O governo comunista da região autônoma de Xinjiang, no oeste chinês, disse que os violentos distúrbios dos últimos dias são "os piores desde a fundação da Nova China em 1949". Ao menos 156 pessoas foram mortas durante a repressão policial e ao menos 1.400 foram detidas.

O chefe do governante Partido Comunista da China na cidade de Urumqi, Li Zhi, acusou os indelizadores das revoltas, da etnia muçulmana uigur, de "danificar os interesses fundamentais dos grupos étnicos chineses". Em nota, publicada pela agência de notícias Xinhua, ele afirmou que haverá duros castigos para os responsáveis.

Mais de 20 mil policiais, soldados e bombeiros fazem parte da força de segurança deslocada para a região para abafar os protestos. O caos tomou conta da cidade neste domingo, com lojas destruídas e carros queimados.

Os protestos ocorreram depois que dois migrantes uigures teriam sido mortos por um homem da etnia han (que representa mais de 90% da população na China) em uma briga, no mês passado, em uma fábrica na cidade de Shaoguan (sul). O confronto deixou 118 feridos.

O governo chinês culpa os muçulmanos da etnia uigur pela violência. Líderanças uigures que vivem no exílio afirmam que a polícia atirou contra manifestantes durante o que chamaram de "um protesto pacífico".
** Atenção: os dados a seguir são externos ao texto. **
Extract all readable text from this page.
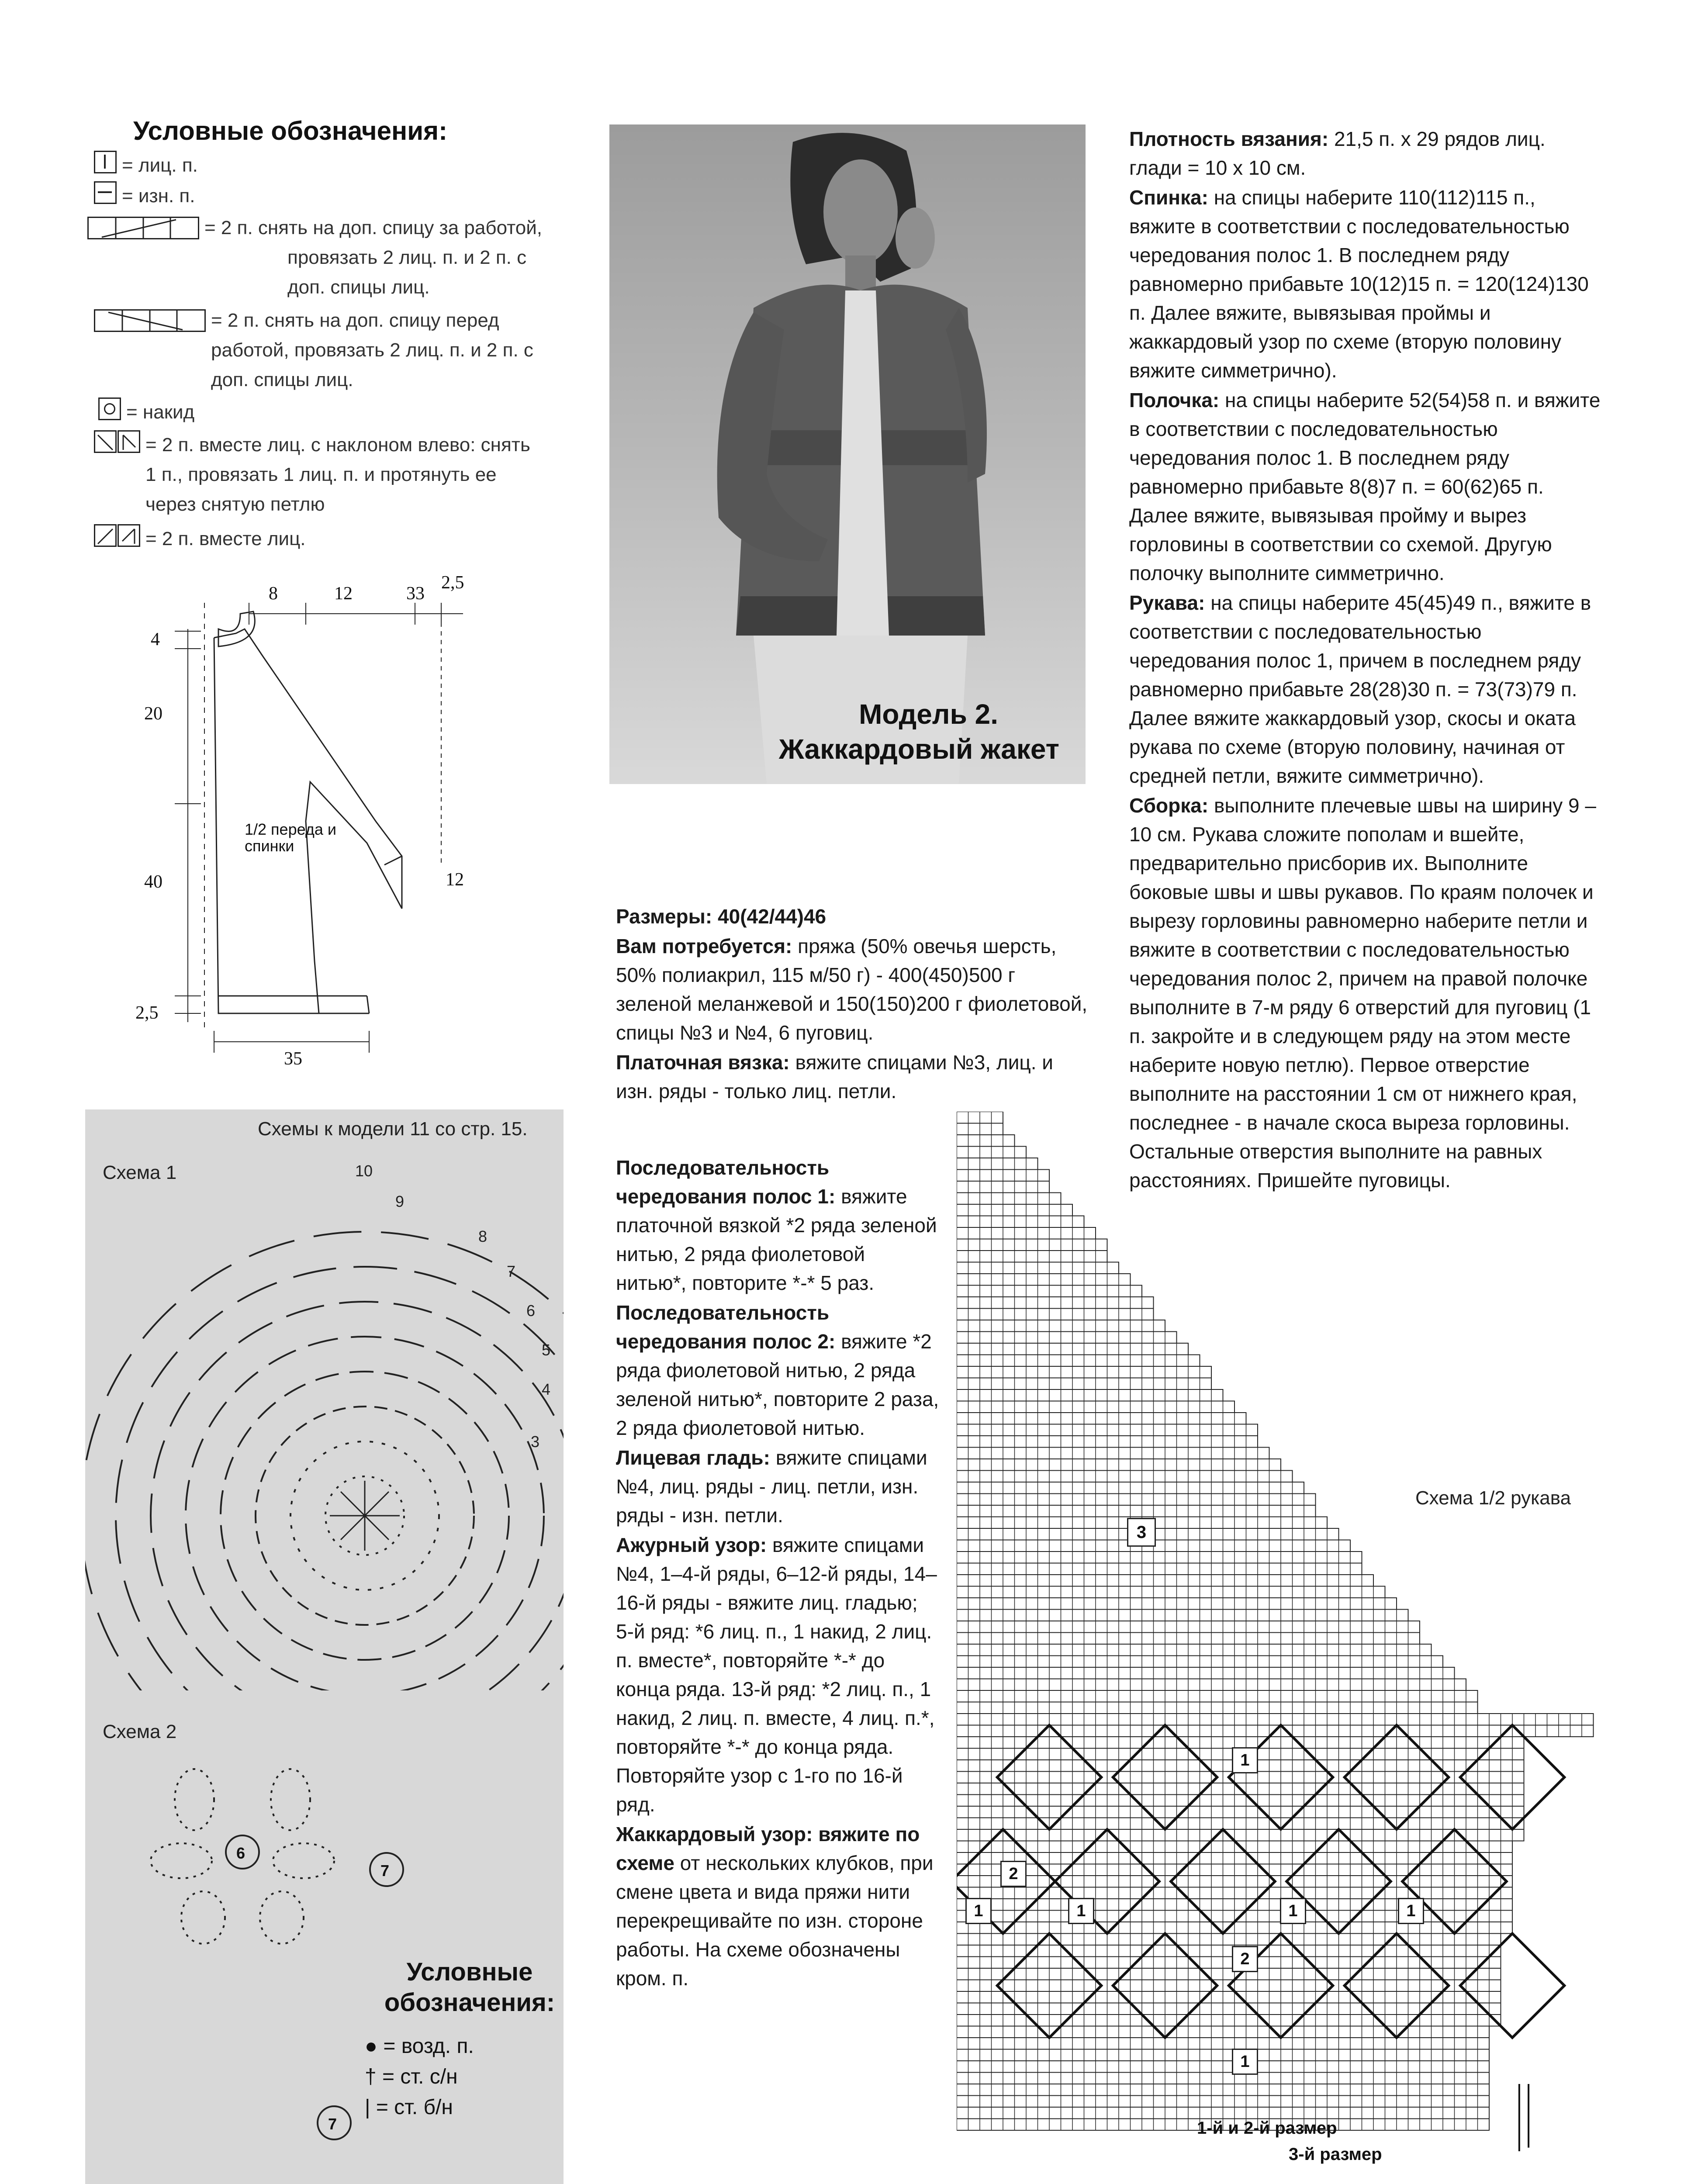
Условные обозначения:
= лиц. п.
= изн. п.
= 2 п. снять на доп. спицу за работой, провязать 2 лиц. п. и 2 п. с доп. спицы лиц.
= 2 п. снять на доп. спицу перед работой, провязать 2 лиц. п. и 2 п. с доп. спицы лиц.
= накид
= 2 п. вместе лиц. с наклоном влево: снять 1 п., провязать 1 лиц. п. и протянуть ее через снятую петлю
= 2 п. вместе лиц.
8	12	33
2,5
4
20
40
2,5
35
12
1/2 переда и спинки
Модель 2.
Жаккардовый жакет
Схемы к модели 11 со стр. 15.
Схема 1	10
9
8
7
6
5
4
3
Схема 2
6
7
7
Условные обозначения:
● = возд. п.
† = ст. с/н
| = ст. б/н

Размеры: 40(42/44)46

Вам потребуется: пряжа (50% овечья шерсть, 50% полиакрил, 115 м/50 г) - 400(450)500 г зеленой меланжевой и 150(150)200 г фиолетовой, спицы №3 и №4, 6 пуговиц.

Платочная вязка: вяжите спицами №3, лиц. и изн. ряды - только лиц. петли.

Последовательность чередования полос 1: вяжите платочной вязкой *2 ряда зеленой нитью, 2 ряда фиолетовой нитью*, повторите *-* 5 раз.

Последовательность чередования полос 2: вяжите *2 ряда фиолетовой нитью, 2 ряда зеленой нитью*, повторите 2 раза, 2 ряда фиолетовой нитью.

Лицевая гладь: вяжите спицами №4, лиц. ряды - лиц. петли, изн. ряды - изн. петли.

Ажурный узор: вяжите спицами №4, 1–4-й ряды, 6–12-й ряды, 14–16-й ряды - вяжите лиц. гладью; 5-й ряд: *6 лиц. п., 1 накид, 2 лиц. п. вместе*, повторяйте *-* до конца ряда. 13-й ряд: *2 лиц. п., 1 накид, 2 лиц. п. вместе, 4 лиц. п.*, повторяйте *-* до конца ряда. Повторяйте узор с 1-го по 16-й ряд.

Жаккардовый узор: вяжите по схеме от нескольких клубков, при смене цвета и вида пряжи нити перекрещивайте по изн. стороне работы. На схеме обозначены кром. п.

Плотность вязания: 21,5 п. х 29 рядов лиц. глади = 10 х 10 см.

Спинка: на спицы наберите 110(112)115 п., вяжите в соответствии с последовательностью чередования полос 1. В последнем ряду равномерно прибавьте 10(12)15 п. = 120(124)130 п. Далее вяжите, вывязывая проймы и жаккардовый узор по схеме (вторую половину вяжите симметрично).

Полочка: на спицы наберите 52(54)58 п. и вяжите в соответствии с последовательностью чередования полос 1. В последнем ряду равномерно прибавьте 8(8)7 п. = 60(62)65 п. Далее вяжите, вывязывая пройму и вырез горловины в соответствии со схемой. Другую полочку выполните симметрично.

Рукава: на спицы наберите 45(45)49 п., вяжите в соответствии с последовательностью чередования полос 1, причем в последнем ряду равномерно прибавьте 28(28)30 п. = 73(73)79 п. Далее вяжите жаккардовый узор, скосы и оката рукава по схеме (вторую половину, начиная от средней петли, вяжите симметрично).

Сборка: выполните плечевые швы на ширину 9 – 10 см. Рукава сложите пополам и вшейте, предварительно присборив их. Выполните боковые швы и швы рукавов. По краям полочек и вырезу горловины равномерно наберите петли и вяжите в соответствии с последовательностью чередования полос 2, причем на правой полочке выполните в 7-м ряду 6 отверстий для пуговиц (1 п. закройте и в следующем ряду на этом месте наберите новую петлю). Первое отверстие выполните на расстоянии 1 см от нижнего края, последнее - в начале скоса выреза горловины. Остальные отверстия выполните на равных расстояниях. Пришейте пуговицы.

Схема 1/2 рукава
3
1
2
1	1	1	1
2
1
1-й и 2-й размер
3-й размер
Juntamente com o Tibete, Xinjiang é uma das regiões politicamente mais sensíveis na China, e em ambas as regiões o governo tem procurado manter a sujeição, controlando a vida cultural e religiosa, enquanto promete crescimento econômico e prosperidade.

A província é majoritariamente muçulmana, e a comunidade uigur reclama do domínio do governo central chinês. As minorias dizem que são relegadas a segundo plano pelo governo e se queixam que membros da etnia han colhem a maioria dos benefícios dos investimentos subsídios oficiais.

Quase metade dos 20 milhões de habitantes de Xinjiang, uma vasta região que faz fronteira com o Paquistão, Afeganistão e outros países da Ásia Central, são uigures, enquanto a população de Urumqi, que fica 3.270 km a oeste de Pequim, é predominantemente han.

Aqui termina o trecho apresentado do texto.